After a little while, it will be in "Running" state again, as the proxy now routes to the new primary server.
The connector now consumes from the replication slot on that new primary server, as you can confirm by doing a few more data changes on that node and examining the data in the Decodable stream preview also by verifying that the replication slot now is in Active state:
1
user@replica:inventorydb> INSERT INTO inventory.customers VALUES (default, 'Rudy', 'Replica', 'rudy@example.com', FALSE)
If you retrieve the state of the replication state again, using the same query as above, you’ll also see that it is marked as active now:
1
2
3
4
5
+----------+--------------------+-----------+--------+----------+-------------+----------+--------+---------------------+
| node | slot_name | slot_type | active | plugin | database | failover | synced | confirmed_flush_lsn |
|----------+--------------------+-----------+--------+----------+-------------+----------+--------+---------------------|
| stand-by | decodable_62943949 | logical | False | pgoutput | inventorydb | True | True | 0/304E2E0 |
+----------+--------------------+-----------+--------+----------+-------------+----------+--------+---------------------+
Wrapping Up
Failover slots are an essential part to using Postgres and logical replication in HA scenarios. Added in Postgres 17, they allow logical replication clients such as Debezium to seamlessly continue streaming change events after a database fail-over, ensuring no events are lost in the process. This renders previous solutions such as manually synchronizing slots on a standby server (as supported since Postgres 16) or external tools such as pg_failover_slots obsolete (although the latter still comes in handy if you are on an older Postgres version and can’t upgrade to 17 just yet).
To create a failover slot, the new failover parameter must be set to true when calling pg_create_logical_replication_slot().
Debezium does not do this yet at the moment, but I am planning to implement the required change in the next few weeks.

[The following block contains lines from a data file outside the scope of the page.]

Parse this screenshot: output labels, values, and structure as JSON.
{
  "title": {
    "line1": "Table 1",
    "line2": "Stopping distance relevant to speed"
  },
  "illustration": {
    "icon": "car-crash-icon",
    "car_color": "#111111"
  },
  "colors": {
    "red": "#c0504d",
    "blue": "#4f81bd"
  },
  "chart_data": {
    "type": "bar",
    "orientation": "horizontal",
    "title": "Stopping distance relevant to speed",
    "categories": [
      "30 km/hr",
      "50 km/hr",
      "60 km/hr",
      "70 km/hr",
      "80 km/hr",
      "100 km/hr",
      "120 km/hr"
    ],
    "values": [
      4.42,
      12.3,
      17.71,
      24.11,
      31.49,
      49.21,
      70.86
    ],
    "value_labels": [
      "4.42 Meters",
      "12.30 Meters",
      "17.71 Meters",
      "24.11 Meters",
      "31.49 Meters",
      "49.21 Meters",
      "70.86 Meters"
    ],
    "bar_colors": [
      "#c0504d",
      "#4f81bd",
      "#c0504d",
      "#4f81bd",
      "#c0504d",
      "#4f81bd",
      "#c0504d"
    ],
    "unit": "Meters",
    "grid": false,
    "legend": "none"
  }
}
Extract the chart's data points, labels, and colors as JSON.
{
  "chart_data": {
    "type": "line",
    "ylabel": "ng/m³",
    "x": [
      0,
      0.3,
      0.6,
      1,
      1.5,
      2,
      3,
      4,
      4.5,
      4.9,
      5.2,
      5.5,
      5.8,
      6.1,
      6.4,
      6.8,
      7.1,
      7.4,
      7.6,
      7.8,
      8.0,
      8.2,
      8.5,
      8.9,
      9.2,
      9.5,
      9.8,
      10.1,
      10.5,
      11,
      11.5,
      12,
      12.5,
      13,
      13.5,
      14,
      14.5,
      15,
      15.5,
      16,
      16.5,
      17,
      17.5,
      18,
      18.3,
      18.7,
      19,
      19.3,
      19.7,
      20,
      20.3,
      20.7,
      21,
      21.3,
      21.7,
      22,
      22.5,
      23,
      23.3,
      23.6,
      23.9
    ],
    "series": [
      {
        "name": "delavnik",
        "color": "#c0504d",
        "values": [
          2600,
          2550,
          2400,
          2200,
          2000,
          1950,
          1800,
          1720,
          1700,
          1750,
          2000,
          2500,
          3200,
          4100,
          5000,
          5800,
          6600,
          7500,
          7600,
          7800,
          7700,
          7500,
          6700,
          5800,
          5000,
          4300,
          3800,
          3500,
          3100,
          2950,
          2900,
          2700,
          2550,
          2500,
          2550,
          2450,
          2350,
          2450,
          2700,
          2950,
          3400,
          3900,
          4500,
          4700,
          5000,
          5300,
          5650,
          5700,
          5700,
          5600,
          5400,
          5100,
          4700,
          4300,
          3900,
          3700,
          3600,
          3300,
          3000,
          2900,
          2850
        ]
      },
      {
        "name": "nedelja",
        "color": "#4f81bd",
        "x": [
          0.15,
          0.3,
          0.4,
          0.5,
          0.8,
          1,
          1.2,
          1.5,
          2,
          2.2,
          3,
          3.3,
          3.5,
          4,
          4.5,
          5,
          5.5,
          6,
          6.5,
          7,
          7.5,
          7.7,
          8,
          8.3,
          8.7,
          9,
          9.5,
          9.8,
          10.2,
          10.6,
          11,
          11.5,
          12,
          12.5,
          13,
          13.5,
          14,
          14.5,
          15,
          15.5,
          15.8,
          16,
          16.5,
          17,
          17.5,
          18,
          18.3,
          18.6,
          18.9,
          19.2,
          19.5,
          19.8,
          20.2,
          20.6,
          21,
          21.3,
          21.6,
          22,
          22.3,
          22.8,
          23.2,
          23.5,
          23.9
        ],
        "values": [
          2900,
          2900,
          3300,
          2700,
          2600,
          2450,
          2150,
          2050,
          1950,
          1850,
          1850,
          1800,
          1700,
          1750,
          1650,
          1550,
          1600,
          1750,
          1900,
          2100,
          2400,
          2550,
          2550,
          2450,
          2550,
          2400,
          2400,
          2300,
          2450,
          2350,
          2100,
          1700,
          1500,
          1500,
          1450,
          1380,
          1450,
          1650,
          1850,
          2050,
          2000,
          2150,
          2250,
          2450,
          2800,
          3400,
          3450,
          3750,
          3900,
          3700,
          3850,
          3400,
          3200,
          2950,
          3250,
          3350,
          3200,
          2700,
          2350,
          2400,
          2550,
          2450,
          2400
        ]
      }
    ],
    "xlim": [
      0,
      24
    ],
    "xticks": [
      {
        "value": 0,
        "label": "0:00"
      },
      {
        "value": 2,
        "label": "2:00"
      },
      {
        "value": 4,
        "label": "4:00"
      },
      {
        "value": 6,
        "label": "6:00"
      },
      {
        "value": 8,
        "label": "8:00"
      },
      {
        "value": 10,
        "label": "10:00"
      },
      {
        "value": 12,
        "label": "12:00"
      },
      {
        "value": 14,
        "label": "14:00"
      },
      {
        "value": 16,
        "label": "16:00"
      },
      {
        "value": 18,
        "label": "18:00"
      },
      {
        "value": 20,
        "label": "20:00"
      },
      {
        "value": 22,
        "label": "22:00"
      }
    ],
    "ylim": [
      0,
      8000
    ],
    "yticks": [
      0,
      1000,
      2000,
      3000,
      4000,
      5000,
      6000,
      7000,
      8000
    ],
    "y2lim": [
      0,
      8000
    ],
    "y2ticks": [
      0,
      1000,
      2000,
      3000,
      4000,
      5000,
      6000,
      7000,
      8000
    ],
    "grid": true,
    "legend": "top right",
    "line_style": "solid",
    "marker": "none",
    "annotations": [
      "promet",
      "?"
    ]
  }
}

Keep an eye on DBZ-8412 to track the progress there.
In the meantime, you can create the replication slot manually, as described above.
To learn more about Postgres failover slots, check out the blog posts by Bertrand Drouvot and Amit Kapila.
RDS users should refer to the AWS documentation on managing failover slots.
If you’d like to give it a try yourself, including the managed Postgres CDC connector on Decodable, you can find the complete source code for this blog post in the Decodable examples repository on GitHub.